IOM: Crisis Standards of Care – A Systems Framework for Catastrophic Disaster Response

Report: Crisis Standards of Care: A Systems Framework for Catastrophic Disaster Response
IOM; March 21, 2012

At the request of the HHS, the IOM formed a committee in 2009, which developed guidance that health officials could use to establish and implement standards of care during disasters. In its first report, the committee defined “crisis standards of care” (CSC) as a state of being that indicates a substantial change in health care operations and the level of care that can be delivered in a public health emergency, justified by specific circumstances.
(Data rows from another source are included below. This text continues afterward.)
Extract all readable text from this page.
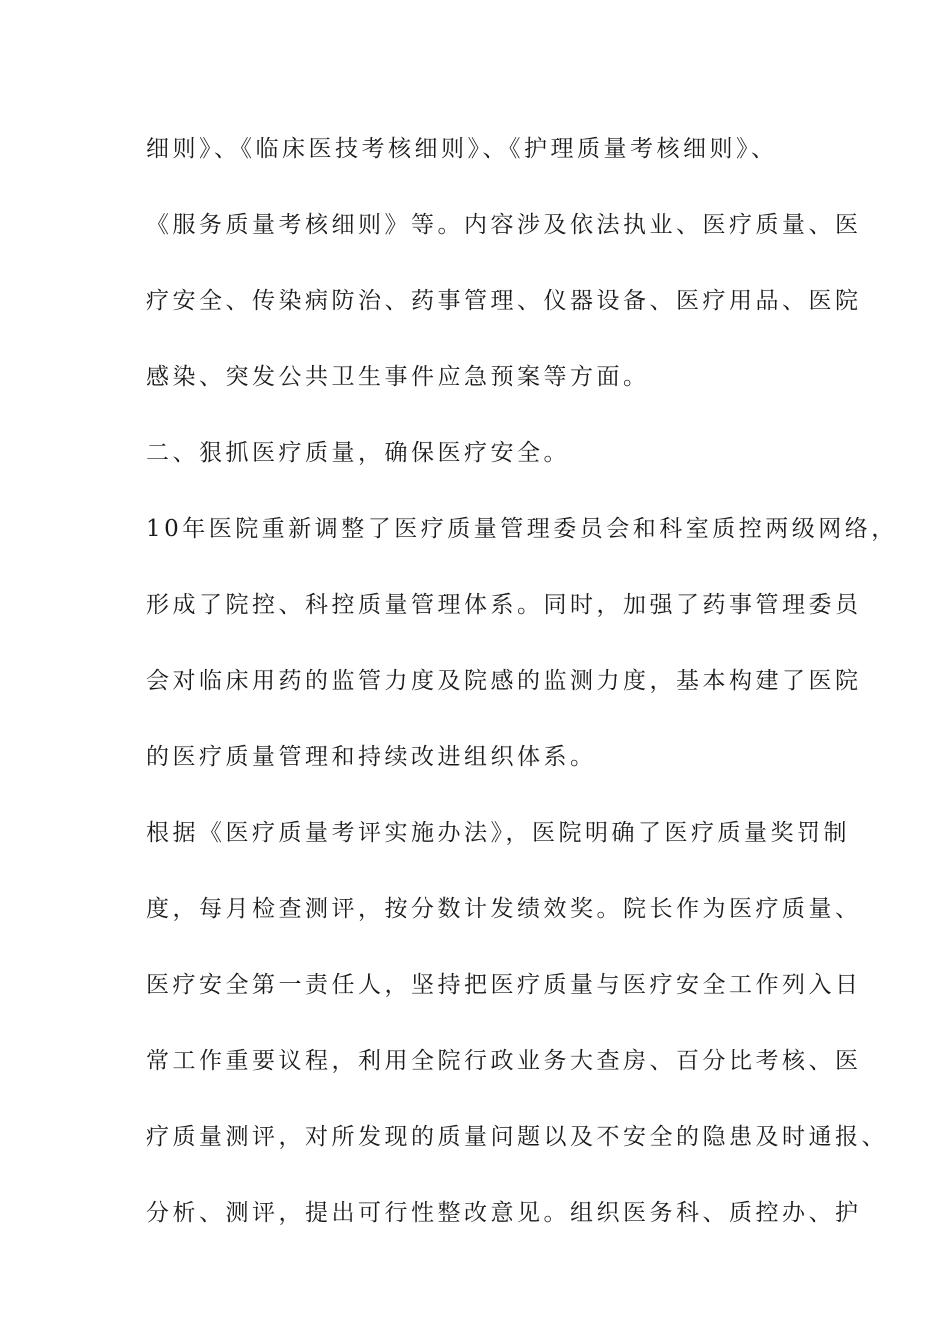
细则》、《临床医技考核细则》、《护理质量考核细则》、
《服务质量考核细则》等。内容涉及依法执业、医疗质量、医
疗安全、传染病防治、药事管理、仪器设备、医疗用品、医院
感染、突发公共卫生事件应急预案等方面。
二、狠抓医疗质量，确保医疗安全。
10年医院重新调整了医疗质量管理委员会和科室质控两级网络，
形成了院控、科控质量管理体系。同时，加强了药事管理委员
会对临床用药的监管力度及院感的监测力度，基本构建了医院
的医疗质量管理和持续改进组织体系。
根据《医疗质量考评实施办法》，医院明确了医疗质量奖罚制
度，每月检查测评，按分数计发绩效奖。院长作为医疗质量、
医疗安全第一责任人，坚持把医疗质量与医疗安全工作列入日
常工作重要议程，利用全院行政业务大查房、百分比考核、医
疗质量测评，对所发现的质量问题以及不安全的隐患及时通报、
分析、测评，提出可行性整改意见。组织医务科、质控办、护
During disasters, medical care must promote the use of limited resources to benefit the population as a whole. In this report, the IOM examines the effect of its 2009 report, and develops vital templates to guide the efforts of professionals and organizations responsible for CSC planning and implementations.

[Editor’s Note: The report includes case examples involving the H1N1 pandemic and vaccine availability in its analysis]

Bulletin of the World Health Organization: Special theme – influenza

Bulletin of the World Health Organization
Volume 90, Number 4, April 2012, 245-320

Special theme: influenza
In this special theme issue, Michael L Perdue & Tim Nguyen (246) look at the WHO public health research agenda for influenza two years from its initial publication. Nahoko Shindo & Sylvie Briand (247) discuss influenza at the beginning of the 21st century, while, in an interview, William Ampofo (254–255) tells Ben Jones why it is essential to track the burden of influenza in Africa.